The Economist. So you check traditional media?
Usually prefer their iPad app. No TV either.
What about non-work related reading?
The nice thing about RSS is you can queue up a whole bunch of reading on extracurricular topics and then binge later. I rarely hit “Mark All as Read” but rather try to find sources that aren’t too overwhelming, then skim or read on the weekends. Some favorites are Becker-Posner, “Launching Tech Ventures” written by students on often debatable topics, “Language Log” by Penn’s Linguistic Data Consortium, Foreign Policy’s Passport blog, Smashing Magazine and Hackaday. If it’s long-form reading, I’ll send it into Instapaper on my iPad to read on a flight. They have their own baked-in curator called The Feature, but I’d also recommend Arts & Letters Daily and NextDraft’s daily curated email.
You’ve said before, “inertia matters.” Would you have any advice for the president if he came to you and said, “Nate, I really want to empower innovators to make this country healthier and reduce our health costs. What can government change to free you up to do that?”
I’d try to get some tips from the president about his news curation strategy, he has to deal with a lot more than I do. But in all seriousness, we’re already witnessing the government taking major steps to help innovators. Part of the reason is because the White House has recruited a cadre of real entrepreneurs, and the leash is not tight. I just live-streamed a TED talk by Ryan Panchadsaram, Senior Advisor to the US Chief Technology Officer, about his work on the VA’s Blue Button Initiative. When you think “Department of Veteran’s Affairs,” you don’t normally think design thinking, rapid iteration and lean startup techniques. But that’s what’s happening. Let’s hope it’s contagious.
One of the permanent effects they’ve had thus far is the liberation of data. Todd Park, co-founder of athenahealth and Castlight Health and now US CTO, loves to quote Joy’s Law, “the smartest people always work for someone else.” So they’re opening the government’s data sets in health, energy, education and other verticals for entrepreneurs to build off. Doximity harnesses several of these data sets to help physicians collaborate on research and patient care.
At Delve, we are really interested in the fine line between being inundated with useless information, and having that key piece of intelligence just at the right time. One hypothesis is that the best way to at once get a lot of information and filter it well, is to have a lot of connections to other people. Do you see that happening in Doximity, your company that connects doctors to each other and to information?

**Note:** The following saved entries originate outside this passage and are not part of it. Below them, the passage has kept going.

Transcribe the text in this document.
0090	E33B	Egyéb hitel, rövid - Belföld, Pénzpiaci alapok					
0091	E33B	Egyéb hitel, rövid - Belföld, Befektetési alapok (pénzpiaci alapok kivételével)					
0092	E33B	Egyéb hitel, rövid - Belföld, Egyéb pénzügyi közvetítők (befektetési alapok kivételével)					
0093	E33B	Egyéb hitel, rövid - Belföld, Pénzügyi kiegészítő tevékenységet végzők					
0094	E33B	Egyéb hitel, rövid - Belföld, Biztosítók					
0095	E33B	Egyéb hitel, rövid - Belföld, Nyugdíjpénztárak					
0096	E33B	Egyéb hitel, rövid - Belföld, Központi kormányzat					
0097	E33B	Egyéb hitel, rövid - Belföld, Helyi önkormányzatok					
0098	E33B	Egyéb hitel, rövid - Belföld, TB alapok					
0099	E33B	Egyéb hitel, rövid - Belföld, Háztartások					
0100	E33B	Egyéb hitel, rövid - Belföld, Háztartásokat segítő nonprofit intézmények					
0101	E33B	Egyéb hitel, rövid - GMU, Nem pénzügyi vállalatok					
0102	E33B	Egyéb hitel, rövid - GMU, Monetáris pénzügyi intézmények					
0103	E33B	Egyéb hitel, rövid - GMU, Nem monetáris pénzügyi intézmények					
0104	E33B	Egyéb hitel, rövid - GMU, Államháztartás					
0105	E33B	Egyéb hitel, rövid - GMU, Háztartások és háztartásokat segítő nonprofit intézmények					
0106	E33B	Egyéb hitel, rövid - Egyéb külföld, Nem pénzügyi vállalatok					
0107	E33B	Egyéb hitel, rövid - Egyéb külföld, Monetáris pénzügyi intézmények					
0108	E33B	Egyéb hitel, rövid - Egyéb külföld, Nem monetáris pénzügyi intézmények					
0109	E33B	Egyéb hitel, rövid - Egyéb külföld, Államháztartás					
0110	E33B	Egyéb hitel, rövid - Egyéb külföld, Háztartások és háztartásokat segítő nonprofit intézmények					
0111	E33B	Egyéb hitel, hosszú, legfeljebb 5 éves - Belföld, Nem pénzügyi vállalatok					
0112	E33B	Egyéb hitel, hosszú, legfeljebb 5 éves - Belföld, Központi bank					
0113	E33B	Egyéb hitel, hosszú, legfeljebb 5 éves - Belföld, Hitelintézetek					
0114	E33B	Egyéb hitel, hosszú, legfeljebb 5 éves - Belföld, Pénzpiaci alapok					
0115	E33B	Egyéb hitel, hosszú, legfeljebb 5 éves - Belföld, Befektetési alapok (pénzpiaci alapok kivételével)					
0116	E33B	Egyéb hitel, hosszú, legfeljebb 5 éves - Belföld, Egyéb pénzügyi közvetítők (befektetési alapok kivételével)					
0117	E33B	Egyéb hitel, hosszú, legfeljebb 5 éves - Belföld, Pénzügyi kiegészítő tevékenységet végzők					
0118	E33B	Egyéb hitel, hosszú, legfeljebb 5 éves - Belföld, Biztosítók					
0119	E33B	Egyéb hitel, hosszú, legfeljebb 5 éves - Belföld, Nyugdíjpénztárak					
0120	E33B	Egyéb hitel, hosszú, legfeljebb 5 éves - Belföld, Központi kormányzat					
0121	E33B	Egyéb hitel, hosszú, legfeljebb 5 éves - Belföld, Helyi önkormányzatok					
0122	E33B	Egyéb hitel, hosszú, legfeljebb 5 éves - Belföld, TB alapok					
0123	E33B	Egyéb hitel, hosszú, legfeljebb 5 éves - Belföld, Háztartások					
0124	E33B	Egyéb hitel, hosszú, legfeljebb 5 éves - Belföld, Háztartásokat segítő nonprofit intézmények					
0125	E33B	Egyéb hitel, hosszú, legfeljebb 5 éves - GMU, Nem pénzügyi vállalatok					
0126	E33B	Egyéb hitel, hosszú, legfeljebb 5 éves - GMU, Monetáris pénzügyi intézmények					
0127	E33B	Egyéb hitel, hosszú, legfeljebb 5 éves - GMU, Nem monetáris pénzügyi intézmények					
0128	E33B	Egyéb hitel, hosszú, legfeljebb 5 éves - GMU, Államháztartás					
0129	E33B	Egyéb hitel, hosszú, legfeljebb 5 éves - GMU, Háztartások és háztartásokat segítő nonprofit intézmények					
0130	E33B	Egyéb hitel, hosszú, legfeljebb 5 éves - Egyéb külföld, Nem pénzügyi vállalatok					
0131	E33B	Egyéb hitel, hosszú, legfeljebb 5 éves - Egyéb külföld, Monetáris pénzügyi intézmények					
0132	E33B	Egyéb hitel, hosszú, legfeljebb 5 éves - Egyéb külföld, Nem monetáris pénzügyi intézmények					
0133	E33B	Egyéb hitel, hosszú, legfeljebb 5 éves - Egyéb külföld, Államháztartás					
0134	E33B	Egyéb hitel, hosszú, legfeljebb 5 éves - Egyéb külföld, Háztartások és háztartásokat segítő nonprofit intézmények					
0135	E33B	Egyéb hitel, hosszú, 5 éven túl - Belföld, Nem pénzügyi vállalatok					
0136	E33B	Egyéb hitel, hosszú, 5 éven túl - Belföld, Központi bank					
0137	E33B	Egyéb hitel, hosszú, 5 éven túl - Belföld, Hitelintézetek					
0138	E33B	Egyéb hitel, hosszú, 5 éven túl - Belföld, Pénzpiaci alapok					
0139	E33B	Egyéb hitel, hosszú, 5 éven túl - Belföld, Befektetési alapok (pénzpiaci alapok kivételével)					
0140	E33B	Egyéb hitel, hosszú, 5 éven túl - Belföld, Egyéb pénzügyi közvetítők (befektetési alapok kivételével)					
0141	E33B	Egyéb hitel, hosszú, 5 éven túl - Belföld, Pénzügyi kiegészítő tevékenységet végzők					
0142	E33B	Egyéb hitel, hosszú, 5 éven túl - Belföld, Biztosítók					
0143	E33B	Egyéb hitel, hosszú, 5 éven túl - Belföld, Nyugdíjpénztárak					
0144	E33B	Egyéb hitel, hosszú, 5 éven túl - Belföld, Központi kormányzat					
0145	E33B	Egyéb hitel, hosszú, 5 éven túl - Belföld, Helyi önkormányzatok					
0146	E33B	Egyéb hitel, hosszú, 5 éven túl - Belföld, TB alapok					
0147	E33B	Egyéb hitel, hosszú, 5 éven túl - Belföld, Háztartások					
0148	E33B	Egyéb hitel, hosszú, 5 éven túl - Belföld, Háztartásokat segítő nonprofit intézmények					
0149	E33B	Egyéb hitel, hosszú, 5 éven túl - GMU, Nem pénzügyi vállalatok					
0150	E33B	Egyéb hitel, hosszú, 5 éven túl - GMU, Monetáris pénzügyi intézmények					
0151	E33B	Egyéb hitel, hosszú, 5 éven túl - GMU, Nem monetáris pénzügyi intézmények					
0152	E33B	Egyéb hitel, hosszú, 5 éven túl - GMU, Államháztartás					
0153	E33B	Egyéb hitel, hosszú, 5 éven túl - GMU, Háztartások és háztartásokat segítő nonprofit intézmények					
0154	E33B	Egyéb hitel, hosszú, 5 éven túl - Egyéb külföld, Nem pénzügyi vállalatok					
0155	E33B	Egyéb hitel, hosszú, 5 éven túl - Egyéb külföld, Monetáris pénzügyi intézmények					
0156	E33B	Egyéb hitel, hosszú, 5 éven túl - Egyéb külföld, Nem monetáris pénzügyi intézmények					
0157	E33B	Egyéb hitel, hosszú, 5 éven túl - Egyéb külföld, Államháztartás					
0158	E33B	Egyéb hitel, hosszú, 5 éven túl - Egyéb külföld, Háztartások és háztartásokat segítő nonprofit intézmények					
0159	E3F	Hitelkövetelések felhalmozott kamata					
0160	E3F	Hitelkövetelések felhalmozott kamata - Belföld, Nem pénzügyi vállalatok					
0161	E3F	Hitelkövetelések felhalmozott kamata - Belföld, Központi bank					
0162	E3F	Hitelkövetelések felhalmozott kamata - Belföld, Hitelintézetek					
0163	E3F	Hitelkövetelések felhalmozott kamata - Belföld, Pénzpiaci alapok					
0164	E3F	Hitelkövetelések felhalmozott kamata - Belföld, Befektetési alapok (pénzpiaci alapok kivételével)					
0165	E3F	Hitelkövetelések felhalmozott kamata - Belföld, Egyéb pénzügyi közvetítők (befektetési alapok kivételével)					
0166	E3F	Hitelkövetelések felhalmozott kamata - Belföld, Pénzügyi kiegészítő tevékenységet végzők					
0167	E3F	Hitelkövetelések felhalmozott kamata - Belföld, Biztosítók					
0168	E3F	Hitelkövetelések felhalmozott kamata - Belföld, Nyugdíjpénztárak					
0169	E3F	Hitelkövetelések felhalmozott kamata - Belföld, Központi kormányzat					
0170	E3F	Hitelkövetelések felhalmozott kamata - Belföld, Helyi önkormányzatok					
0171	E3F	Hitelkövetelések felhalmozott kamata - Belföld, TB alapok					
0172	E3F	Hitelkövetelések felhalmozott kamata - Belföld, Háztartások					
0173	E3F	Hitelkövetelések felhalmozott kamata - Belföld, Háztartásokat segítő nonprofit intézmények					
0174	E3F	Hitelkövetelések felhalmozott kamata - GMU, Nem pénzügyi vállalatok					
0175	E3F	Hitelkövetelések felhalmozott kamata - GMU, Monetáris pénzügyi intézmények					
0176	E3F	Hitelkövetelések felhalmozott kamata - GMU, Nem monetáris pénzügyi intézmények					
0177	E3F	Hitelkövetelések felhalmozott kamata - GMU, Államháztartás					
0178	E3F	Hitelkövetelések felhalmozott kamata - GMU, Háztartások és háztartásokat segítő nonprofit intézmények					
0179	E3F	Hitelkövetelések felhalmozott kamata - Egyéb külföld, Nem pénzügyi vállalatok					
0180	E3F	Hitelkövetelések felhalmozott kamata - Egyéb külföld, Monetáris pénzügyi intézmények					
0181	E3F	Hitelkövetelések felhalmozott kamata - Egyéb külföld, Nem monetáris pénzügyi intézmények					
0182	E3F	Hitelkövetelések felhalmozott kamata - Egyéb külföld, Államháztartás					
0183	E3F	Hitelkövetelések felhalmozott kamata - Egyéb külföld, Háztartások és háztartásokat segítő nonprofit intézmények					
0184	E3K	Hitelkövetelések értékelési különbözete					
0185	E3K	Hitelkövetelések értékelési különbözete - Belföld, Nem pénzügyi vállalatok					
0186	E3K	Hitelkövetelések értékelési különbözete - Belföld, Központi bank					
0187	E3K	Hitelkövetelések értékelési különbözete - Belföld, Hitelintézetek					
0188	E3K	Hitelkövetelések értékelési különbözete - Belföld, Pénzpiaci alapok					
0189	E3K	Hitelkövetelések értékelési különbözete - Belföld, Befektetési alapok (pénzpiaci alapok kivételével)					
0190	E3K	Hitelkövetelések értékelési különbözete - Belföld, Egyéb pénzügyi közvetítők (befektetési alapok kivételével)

Absolutely. Historically, it took seventeen years for medical knowledge to disseminate from publication to nationwide recognition and implementation. Unacceptable, yet understandable given the exponential growth of medical literature, post-training group education limited to the occasional annual conference, and physicians being squeezed for every spare minute. But now the curator’s impact can be as important as the original author. We’re seeing social curation of clinical findings and ideas in medicine reducing seventeen years to seventeen minutes.